About Lamima
Le premier matin, je me suis réveillée avant le lever du jour, non pas au son d’une alarme mais au léger craquement du teck et à l’odeur du café qui montait de la cuisine. J’ai mis les pieds nus sur le pont et trouvé le ciel déjà adouci derrière l’île de Batanta. Le Lamima avait bougé dans la nuit, et nous étions désormais mouillés dans le détroit d’Alor, totalement seuls. Aucun bruit de moteur, aucun vrombissement lointain — juste l’occasionnel clapotis d’un poisson qui saute et le murmure bas de l’équipage ajustant les amarres. Je me suis assise en tailleur sur le pont yoga, enveloppée dans une des épaisses couvertures en coton laissées à disposition, à regarder l’horizon passer de l’indigo au corail.
Nous avons passé cette première journée complète dans le détroit de Dampier, plongeant à Manta Sandy juste après le petit-déjeuner. Ce n’était pas une ou deux raies — au moins huit glissaient en cercles lents, assez proches pour voir les motifs sur leur dos comme des empreintes digitales. L’une d’elles planait juste au-dessus de moi, la bouche ouverte, filtrant le plancton. Après le déjeuner sur le pont supérieur, nous avons fait du snorkeling à Cape Kri, où le mur de récif plonge dans le bleu. J’ai compté cinq espèces différentes d’hippocampes pygmées dans un seul buisson corallien, et un requin wobbegong blotti sous un surplomb. L’eau était chaude mais le courant fort, et l’équipage avait déployé une bouée de surface pour nous suivre.

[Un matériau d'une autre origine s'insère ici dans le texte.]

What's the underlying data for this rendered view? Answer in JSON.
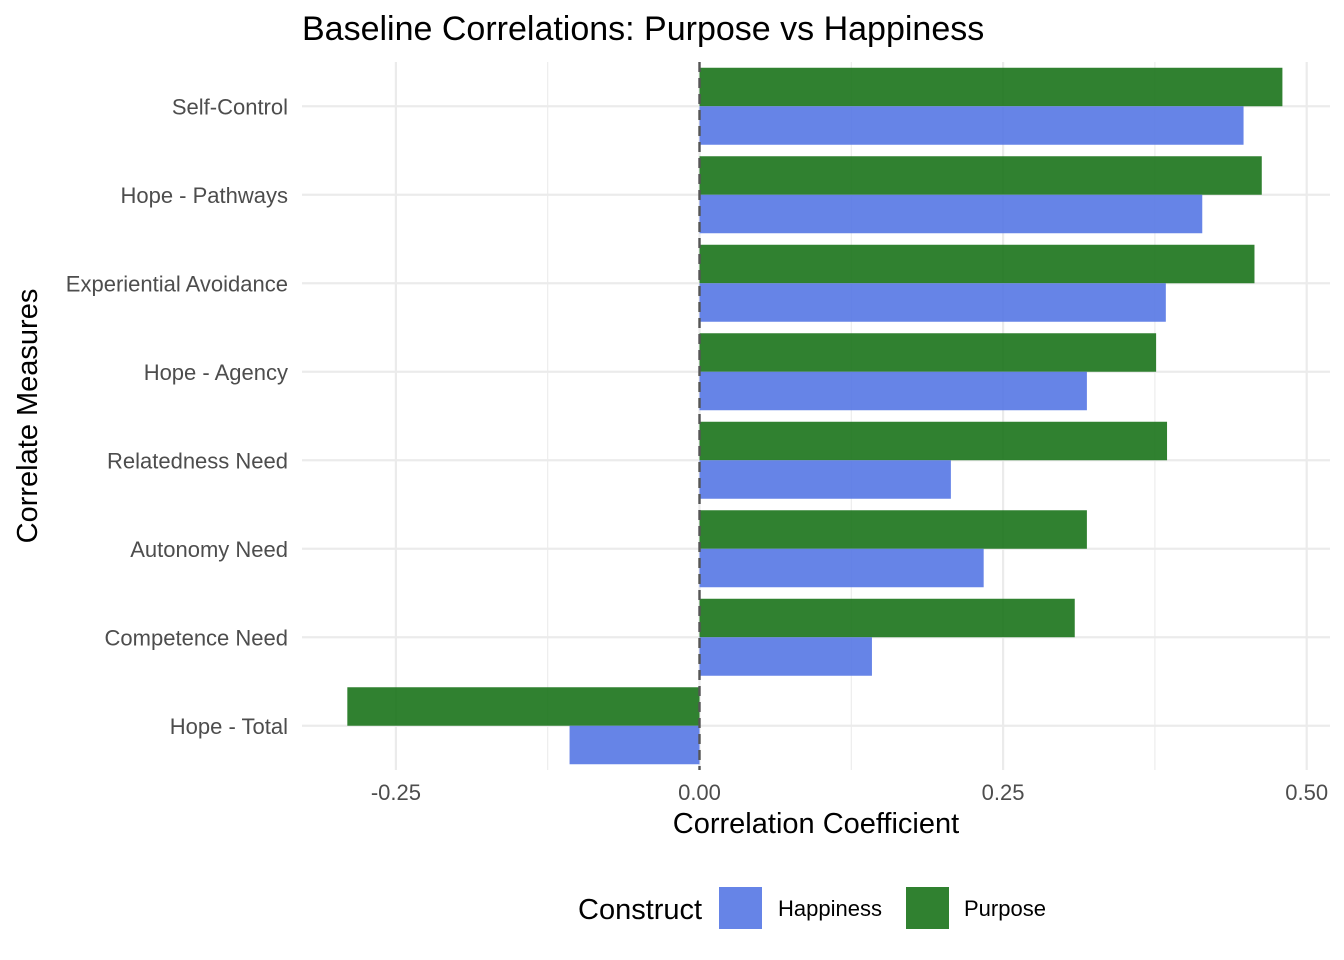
{
  "chart_data": {
    "type": "bar",
    "orientation": "horizontal",
    "title": "Baseline Correlations: Purpose vs Happiness",
    "xlabel": "Correlation Coefficient",
    "ylabel": "Correlate Measures",
    "xlim": [
      -0.33,
      0.52
    ],
    "xticks": [
      -0.25,
      0.0,
      0.25,
      0.5
    ],
    "xtick_labels": [
      "-0.25",
      "0.00",
      "0.25",
      "0.50"
    ],
    "categories": [
      "Self-Control",
      "Hope - Pathways",
      "Experiential Avoidance",
      "Hope - Agency",
      "Relatedness Need",
      "Autonomy Need",
      "Competence Need",
      "Hope - Total"
    ],
    "series": [
      {
        "name": "Purpose",
        "color": "#1a7319",
        "values": [
          0.48,
          0.463,
          0.457,
          0.376,
          0.385,
          0.319,
          0.309,
          -0.29
        ]
      },
      {
        "name": "Happiness",
        "color": "#5577e4",
        "values": [
          0.448,
          0.414,
          0.384,
          0.319,
          0.207,
          0.234,
          0.142,
          -0.107
        ]
      }
    ],
    "reference_line": {
      "x": 0,
      "style": "dashed"
    },
    "grid": true,
    "legend": {
      "title": "Construct",
      "position": "bottom",
      "entries": [
        "Happiness",
        "Purpose"
      ]
    }
  }
}
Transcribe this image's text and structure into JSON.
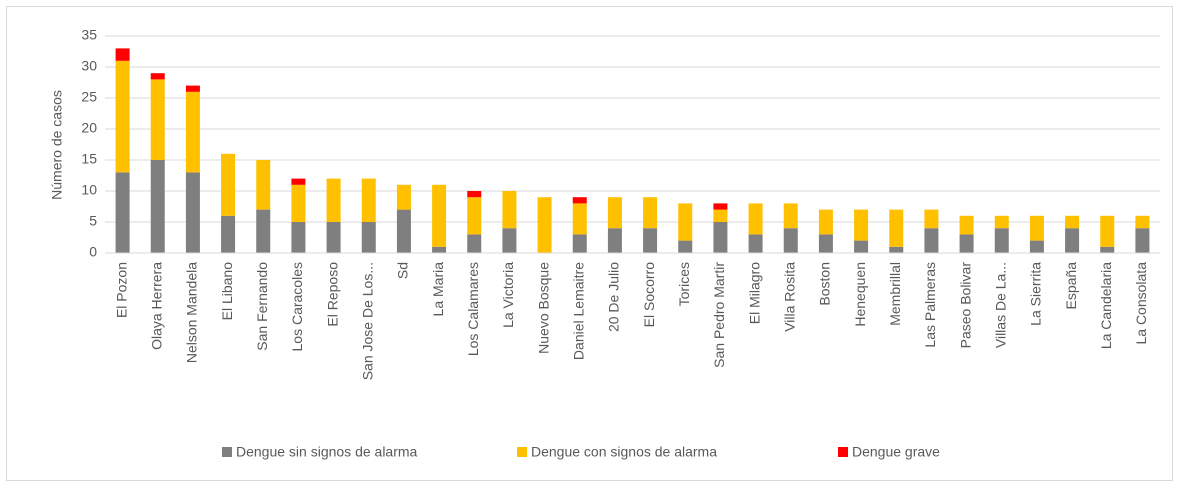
{
  "chart_data": {
    "type": "stacked_bar",
    "y_label": "Número de casos",
    "categories": [
      "El Pozon",
      "Olaya Herrera",
      "Nelson Mandela",
      "El Libano",
      "San Fernando",
      "Los Caracoles",
      "El Reposo",
      "San Jose De Los...",
      "Sd",
      "La Maria",
      "Los Calamares",
      "La Victoria",
      "Nuevo Bosque",
      "Daniel Lemaitre",
      "20 De Julio",
      "El Socorro",
      "Torices",
      "San Pedro Martir",
      "El Milagro",
      "Villa Rosita",
      "Boston",
      "Henequen",
      "Membrillal",
      "Las Palmeras",
      "Paseo Bolivar",
      "Villas De La...",
      "La Sierrita",
      "España",
      "La Candelaria",
      "La Consolata"
    ],
    "series": [
      {
        "name": "Dengue sin signos de alarma",
        "color": "#7f7f7f",
        "values": [
          13,
          15,
          13,
          6,
          7,
          5,
          5,
          5,
          7,
          1,
          3,
          4,
          0,
          3,
          4,
          4,
          2,
          5,
          3,
          4,
          3,
          2,
          1,
          4,
          3,
          4,
          2,
          4,
          1,
          4
        ]
      },
      {
        "name": "Dengue con signos de alarma",
        "color": "#ffc000",
        "values": [
          18,
          13,
          13,
          10,
          8,
          6,
          7,
          7,
          4,
          10,
          6,
          6,
          9,
          5,
          5,
          5,
          6,
          2,
          5,
          4,
          4,
          5,
          6,
          3,
          3,
          2,
          4,
          2,
          5,
          2
        ]
      },
      {
        "name": "Dengue grave",
        "color": "#ff0000",
        "values": [
          2,
          1,
          1,
          0,
          0,
          1,
          0,
          0,
          0,
          0,
          1,
          0,
          0,
          1,
          0,
          0,
          0,
          1,
          0,
          0,
          0,
          0,
          0,
          0,
          0,
          0,
          0,
          0,
          0,
          0
        ]
      }
    ],
    "ylim": [
      0,
      35
    ],
    "yticks": [
      0,
      5,
      10,
      15,
      20,
      25,
      30,
      35
    ],
    "grid": true,
    "legend": "bottom"
  }
}
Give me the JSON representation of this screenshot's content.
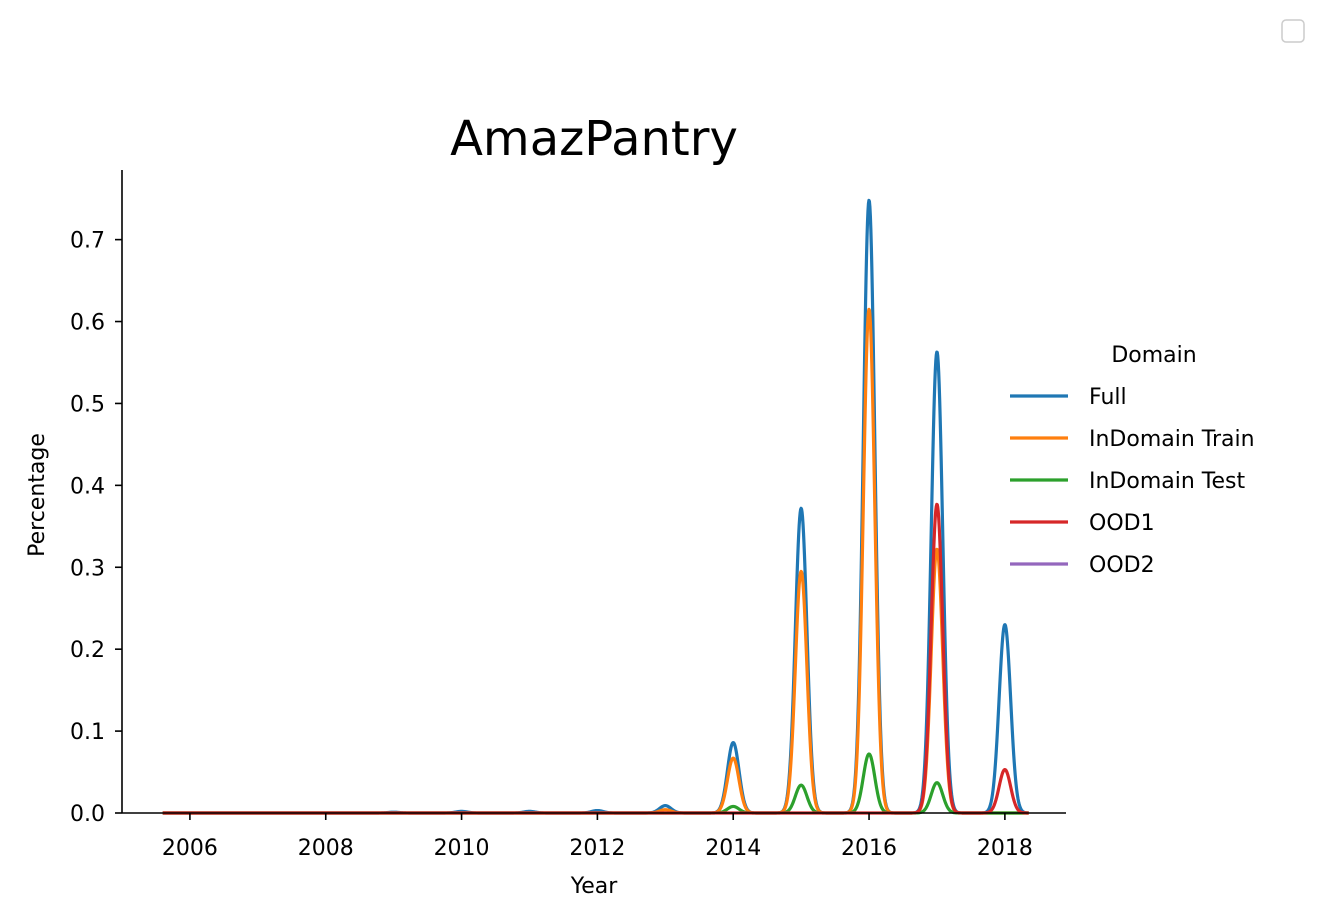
{
  "chart_data": {
    "type": "line",
    "title": "AmazPantry",
    "xlabel": "Year",
    "ylabel": "Percentage",
    "xlim": [
      2005,
      2018.9
    ],
    "ylim": [
      0,
      0.785
    ],
    "xticks": [
      2006,
      2008,
      2010,
      2012,
      2014,
      2016,
      2018
    ],
    "xtick_labels": [
      "2006",
      "2008",
      "2010",
      "2012",
      "2014",
      "2016",
      "2018"
    ],
    "yticks": [
      0.0,
      0.1,
      0.2,
      0.3,
      0.4,
      0.5,
      0.6,
      0.7
    ],
    "ytick_labels": [
      "0.0",
      "0.1",
      "0.2",
      "0.3",
      "0.4",
      "0.5",
      "0.6",
      "0.7"
    ],
    "grid": false,
    "legend": {
      "title": "Domain",
      "placement": "center-right, outside plot"
    },
    "series": [
      {
        "name": "Full",
        "color": "#1f77b4",
        "peaks": [
          [
            2009,
            0.001
          ],
          [
            2010,
            0.002
          ],
          [
            2011,
            0.002
          ],
          [
            2012,
            0.003
          ],
          [
            2013,
            0.009
          ],
          [
            2014,
            0.086
          ],
          [
            2015,
            0.372
          ],
          [
            2016,
            0.748
          ],
          [
            2017,
            0.563
          ],
          [
            2018,
            0.23
          ]
        ]
      },
      {
        "name": "InDomain Train",
        "color": "#ff7f0e",
        "peaks": [
          [
            2013,
            0.004
          ],
          [
            2014,
            0.067
          ],
          [
            2015,
            0.295
          ],
          [
            2016,
            0.615
          ],
          [
            2017,
            0.322
          ]
        ]
      },
      {
        "name": "InDomain Test",
        "color": "#2ca02c",
        "peaks": [
          [
            2014,
            0.008
          ],
          [
            2015,
            0.034
          ],
          [
            2016,
            0.072
          ],
          [
            2017,
            0.037
          ]
        ]
      },
      {
        "name": "OOD1",
        "color": "#d62728",
        "peaks": [
          [
            2017,
            0.377
          ],
          [
            2018,
            0.053
          ]
        ]
      },
      {
        "name": "OOD2",
        "color": "#9467bd",
        "peaks": []
      }
    ]
  }
}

Lamima elle-même donnait l’impression d’un village flottant. Avec ses 65,2 mètres, elle est imposante, mais l’aménagement conservait une intimité. Notre cabine était sur le pont inférieur, à l’avant, avec deux hublots qui restaient ouverts en transit. La nuit, je voyais le sillage briller de bioluminescence. La salle à manger était en plein air, derrière le mât principal, où les repas étaient servis en famille sur de longues tables en bois sculpté à la main. Un soir, le chef a grillé du wahoo frais au curcuma et citron vert, et nous avons mangé sous un ciel si dense d’étoiles que j’ai enfin compris le nom de la Voie lactée.
Le deuxième jour nous a menés à Wayag, même si nous n’avons pas grimpé le célèbre sommet. Nous avons plutôt pagayé en kayak entre les îlots calcaires au niveau de l’eau, serpentant entre les tours vertes. L’après-midi était libre — certains invités ont pris un massage dans la cabine spa, d’autres ont utilisé la salle de sport du bord. Je suis partie en paddle solo au coucher du soleil près de la jetée d’Arborek, où un enfant du village faisait signe depuis la rive et pointait un requin à pointes noires qui croisait dans les petits fonds. Le lendemain matin, nous avons mouillé dans un étroit passage entre Waigeo et Gam, où la marée courait fort. Nous avons fait une dernière plongée dérivante en snorkeling le long d’une crête balayée par le courant, et j’ai vu un couple de poissons-mandarins s’accoupler entre les branches d’acropores.
Nous avons regagné Sorong juste après le petit-déjeuner du troisième jour. Rien de précipité — l’équipage avait déjà rangé notre matériel dans des sacs en toile étiquetés et tenait des serviettes fraîches. Ce n’était pas un « liveaboard » classique. C’était plutôt une invitation à une expédition privée par des gens qui connaissent ces eaux intimement. Je n’ai pas regretté le Wi-Fi. Je n’ai pas regretté les foules. J’ai regretté le silence.